Também nos preocupa a passagem da gestão de Património atualmente sob alçada da DGPC para as Autarquias. Neste caso lembramos de imediato a necessidade de reforço de meios que seriam necessários para empreender a tal alteração. Ainda mais tendo em conta que os próprios meios que a DGPC tem atualmente não são suficientes para a conservação e divulgação de uma parcela dos edifícios e sítios com este enquadramento. Num contexto como este, alertamos para o perigo de que uma passagem da gestão de monumentos para as Autarquias possa significar o abandono dos referidos monumentos ou mesmo a cedência a privados.
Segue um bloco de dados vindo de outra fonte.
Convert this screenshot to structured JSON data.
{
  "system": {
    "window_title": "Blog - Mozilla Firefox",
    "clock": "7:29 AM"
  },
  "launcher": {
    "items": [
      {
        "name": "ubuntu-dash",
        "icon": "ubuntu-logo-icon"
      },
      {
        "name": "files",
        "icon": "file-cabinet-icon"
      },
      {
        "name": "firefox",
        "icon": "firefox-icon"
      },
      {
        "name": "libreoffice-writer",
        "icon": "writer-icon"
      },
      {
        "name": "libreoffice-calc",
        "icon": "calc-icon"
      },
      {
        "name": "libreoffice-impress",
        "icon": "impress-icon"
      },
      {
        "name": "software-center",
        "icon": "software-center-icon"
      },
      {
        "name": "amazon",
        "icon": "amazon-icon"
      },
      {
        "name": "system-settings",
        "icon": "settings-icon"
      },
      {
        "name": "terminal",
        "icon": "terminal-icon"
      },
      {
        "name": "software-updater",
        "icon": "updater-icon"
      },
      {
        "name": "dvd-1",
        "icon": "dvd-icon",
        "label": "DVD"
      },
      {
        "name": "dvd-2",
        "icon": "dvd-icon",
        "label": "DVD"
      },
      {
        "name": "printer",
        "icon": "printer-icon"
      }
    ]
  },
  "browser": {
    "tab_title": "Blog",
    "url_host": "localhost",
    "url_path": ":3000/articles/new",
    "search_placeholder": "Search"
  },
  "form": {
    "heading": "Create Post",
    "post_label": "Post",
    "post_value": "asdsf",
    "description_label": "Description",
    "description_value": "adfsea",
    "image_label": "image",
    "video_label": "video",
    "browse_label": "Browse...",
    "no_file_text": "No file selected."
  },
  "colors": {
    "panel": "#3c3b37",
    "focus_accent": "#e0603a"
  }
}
Neste último caso, o acesso das populações aos bens patrimoniais pode ficar seriamente comprometido, o que pode ocorrer igualmente com a criação de empresas municipais que façam a gestão dos monumentos.

Reforçamos que qualquer passagem de atribuições deve ser seguida por uma transferência de meios que permitam a execução plena das atribuições do equipamento ou bem patrimonial em questão, especificamente há a necessidade da existência de trabalhadores especializados no âmbito do património arqueológico. Não obstante, os direitos dos trabalhadores afetos às mudanças devem ser garantidos na sua totalidade. Por outro lado, devem ser criados meios de fiscalização do processo de descentralização, de modo a que seja salvaguardada a devida passagem de meios. Não é demais lembrar o caso do Parque Arqueológico do Côa, que transitou da alçada da DGPC para a Fundação Côa Parque. Neste processo faltaram verbas antes garantidas, o que resultou em enormes dificuldades financeiras, com reflexos nas vidas dos trabalhadores e, à jusante, na já citada perda irremediável de um painel deste Património Mundial.
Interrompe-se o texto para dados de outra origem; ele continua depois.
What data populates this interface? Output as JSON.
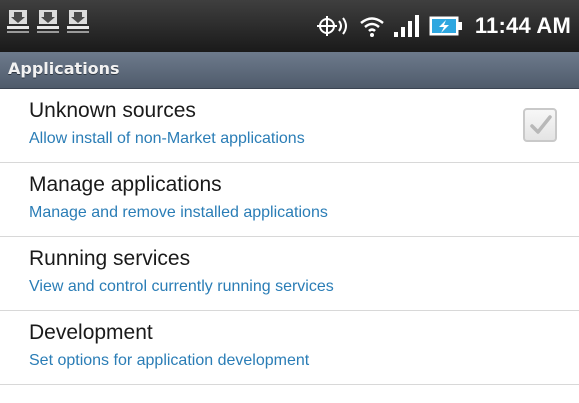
{
  "status_bar": {
    "notification_icons": [
      "download-icon",
      "download-icon",
      "download-icon"
    ],
    "system_icons": [
      "gps-icon",
      "wifi-icon",
      "signal-icon",
      "battery-charging-icon"
    ],
    "time": "11:44 AM"
  },
  "header": {
    "title": "Applications"
  },
  "settings": [
    {
      "title": "Unknown sources",
      "summary": "Allow install of non-Market applications",
      "checked": true
    },
    {
      "title": "Manage applications",
      "summary": "Manage and remove installed applications"
    },
    {
      "title": "Running services",
      "summary": "View and control currently running services"
    },
    {
      "title": "Development",
      "summary": "Set options for application development"
    }
  ],
  "colors": {
    "summary_text": "#2a7db6",
    "title_bar": "#5e6a7b",
    "status_bar": "#2b2b2b"
  }
}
Portanto, parece-nos que o modelo de descentralização proposto pode gerar problemas para a salvaguarda, conservação, investigação e divulgação do Património Arqueológico, sobretudo quando não vemos garantidos os meios necessários para tais ações. Num âmbito particular, notamos um acentuado perigo na eventual fusão entre DRC’s e CCDR’s, que certamente retiraria a especificidade das Direções Regionais de Cultura, e poderia resultar a curto prazo numa diminuição do orçamento para o Património Arqueológico, o que se verificou nas fusões que extinguiram o Instituto Português de Arqueologia (IPA), e depois o IGESPAR. Por fim, ressaltamos que somente com um reforço do investimento na Cultura é possível solucionar os problemas graves que o sector do Património Cultural sofre atualmente.